I found a job today that I didn’t think existed – Tour Manager!  That’s what I do.  I didn’t think there were any out there  but I’m in luck hopefully and it’s a Tour Manager touring things for school kids, and it has nothing to do with my previous field of employment.  Of course I applied for it and a few others.

No I didn’t spend the whole day in the flat, as tempting as it was to wallow in self-pity and tears, no one wants to see someone in tears on the street they don’t cope with it.  I decided to go out and drive off the map, turn off the GPS and pick a road and a direction and just drive for a few hours and explore.  I found a beautiful Chocolatier, Cafe, Restaurant in a place called Governor’s Bay and stopped for a bit.  I was going to order a coffee and then looked at the hot chocolate menu and thought  ‘I don’t drink hot chocolate all that often, why not?  I’m in a chocolate shop so when in Rome.’  I ordered myself a ginger hot chocolate and saw a home-made gnocchi with chicken, mushrooms and leeks on the menu and thought that would be great too.  The hot chocolate arrived with whipped cream on top – yum!  Then the gnocchi arrived and it was in a cream sauce which I hadn’t read on the menu but thought Yum!

Deutsch: Becher Kakao mit Sahnehäubchen und Ka...

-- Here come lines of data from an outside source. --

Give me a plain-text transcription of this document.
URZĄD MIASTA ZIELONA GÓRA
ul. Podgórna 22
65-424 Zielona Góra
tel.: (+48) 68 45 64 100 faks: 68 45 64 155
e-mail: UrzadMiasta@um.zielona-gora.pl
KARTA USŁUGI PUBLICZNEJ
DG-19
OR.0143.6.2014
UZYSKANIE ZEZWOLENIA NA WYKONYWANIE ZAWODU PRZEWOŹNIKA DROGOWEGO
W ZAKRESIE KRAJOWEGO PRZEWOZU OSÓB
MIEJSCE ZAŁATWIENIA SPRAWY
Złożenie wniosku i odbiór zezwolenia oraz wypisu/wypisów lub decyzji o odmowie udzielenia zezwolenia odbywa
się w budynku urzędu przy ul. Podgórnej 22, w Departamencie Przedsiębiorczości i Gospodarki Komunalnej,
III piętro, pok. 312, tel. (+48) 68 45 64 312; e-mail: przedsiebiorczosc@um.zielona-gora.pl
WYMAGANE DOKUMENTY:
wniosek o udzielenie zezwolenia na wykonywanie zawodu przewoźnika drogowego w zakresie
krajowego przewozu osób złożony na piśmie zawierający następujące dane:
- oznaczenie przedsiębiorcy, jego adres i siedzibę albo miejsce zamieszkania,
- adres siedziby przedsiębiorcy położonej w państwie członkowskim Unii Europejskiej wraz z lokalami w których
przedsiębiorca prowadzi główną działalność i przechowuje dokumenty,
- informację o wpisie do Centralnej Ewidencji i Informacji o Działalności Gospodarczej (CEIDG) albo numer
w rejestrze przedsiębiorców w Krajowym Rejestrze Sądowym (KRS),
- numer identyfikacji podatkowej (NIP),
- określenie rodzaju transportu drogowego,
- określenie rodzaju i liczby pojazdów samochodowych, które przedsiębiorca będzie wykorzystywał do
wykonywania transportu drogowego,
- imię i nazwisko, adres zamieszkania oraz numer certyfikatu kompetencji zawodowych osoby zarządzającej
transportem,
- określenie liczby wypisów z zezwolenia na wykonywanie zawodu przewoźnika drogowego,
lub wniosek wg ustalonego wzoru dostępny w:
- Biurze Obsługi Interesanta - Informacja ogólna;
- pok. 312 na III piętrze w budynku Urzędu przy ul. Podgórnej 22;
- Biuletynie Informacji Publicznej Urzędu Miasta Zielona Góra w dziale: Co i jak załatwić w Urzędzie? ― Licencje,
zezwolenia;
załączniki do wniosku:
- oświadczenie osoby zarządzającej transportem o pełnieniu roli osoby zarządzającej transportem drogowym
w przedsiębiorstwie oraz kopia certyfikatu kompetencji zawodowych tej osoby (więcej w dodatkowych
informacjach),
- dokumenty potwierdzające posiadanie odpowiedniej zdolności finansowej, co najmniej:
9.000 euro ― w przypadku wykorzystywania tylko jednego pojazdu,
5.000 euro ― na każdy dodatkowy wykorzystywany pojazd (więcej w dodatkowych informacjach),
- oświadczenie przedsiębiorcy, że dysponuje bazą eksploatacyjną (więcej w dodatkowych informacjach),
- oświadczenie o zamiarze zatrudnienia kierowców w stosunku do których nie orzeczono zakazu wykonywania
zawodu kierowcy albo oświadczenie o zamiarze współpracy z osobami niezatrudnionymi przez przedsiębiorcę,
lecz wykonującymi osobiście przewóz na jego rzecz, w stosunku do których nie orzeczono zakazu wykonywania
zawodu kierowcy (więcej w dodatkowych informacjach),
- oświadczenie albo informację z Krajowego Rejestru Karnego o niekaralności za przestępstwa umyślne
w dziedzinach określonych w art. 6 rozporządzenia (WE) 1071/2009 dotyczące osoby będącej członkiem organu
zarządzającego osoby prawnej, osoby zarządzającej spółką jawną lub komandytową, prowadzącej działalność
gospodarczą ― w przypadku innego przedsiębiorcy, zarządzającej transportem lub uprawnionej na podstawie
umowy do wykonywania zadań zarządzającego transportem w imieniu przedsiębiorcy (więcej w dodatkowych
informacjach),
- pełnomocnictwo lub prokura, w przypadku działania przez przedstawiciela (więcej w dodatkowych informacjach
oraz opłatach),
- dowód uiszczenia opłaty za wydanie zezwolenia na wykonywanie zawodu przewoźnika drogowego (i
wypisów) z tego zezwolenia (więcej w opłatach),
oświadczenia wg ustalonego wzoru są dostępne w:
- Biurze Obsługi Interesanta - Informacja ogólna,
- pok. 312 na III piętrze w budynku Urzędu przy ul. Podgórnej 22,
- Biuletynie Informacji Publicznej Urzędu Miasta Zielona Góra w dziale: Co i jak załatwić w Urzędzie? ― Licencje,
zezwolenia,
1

Deutsch: Becher Kakao mit Sahnehäubchen und Kakaopulver English: cup of hot chocolate with whipped cream and cocoa powder (Photo credit: Wikipedia)

Now you would think that by the age of 38 I would remember that I am lactose intolerant (quite severely so) and especially with cream and milk, well you’d be wrong!  I now remember why I don’t drink hot or iced chocolates – they’re made on milk, lots of it and my tummy doesn’t like milk at all in fact it has a rejection turn around of about 20 minutes and it’s not fussy about how it rejects it so long as it’s outta there.

Driving through beautiful ocean and mountain scenery on a windy country road, desperate for a public toilet is not the best way to enjoy the scenery but it certainly takes your mind of any other concerns that you might have had I can assure you.  It worked for a time but after relief was found it was back to driving a windy, scenic ocean to mountain road through tears.  Honestly it’s a wonder I didn’t go off the road, I did get overtaken a lot.

With variations around every bend it’s hard to concentrate on the road.

Grief is a powerful and very personal thing, most of us experience it in our lifetimes and can sympathise with others going through it but the one thing we can’t do is fix it or make it better for someone going through it, it’s a personal journey and you know I think that is sometimes what makes it so much harder, when you know that you’re all on your own with it, no one can make it better for you or stop the hurt but all you want is for someone to make it stop or tell you what to do to make it better.

Imagine just when you found something like nothing you’d ever had before and suddenly what everyone was going on about made sense and for the first time you knew what they were all talking about – it’s gone, ripped out from under you, you can’t have it.  Suck it up and get over it cause that’s what you can’t have, now go back to pretending it doesn’t exist.  It’s a battle between longing and acceptance, and you know sometimes ignorance truly is bliss but once you’ve been enlightened it’s too late you can never go back to not knowing.  I wish I could go back to not knowing.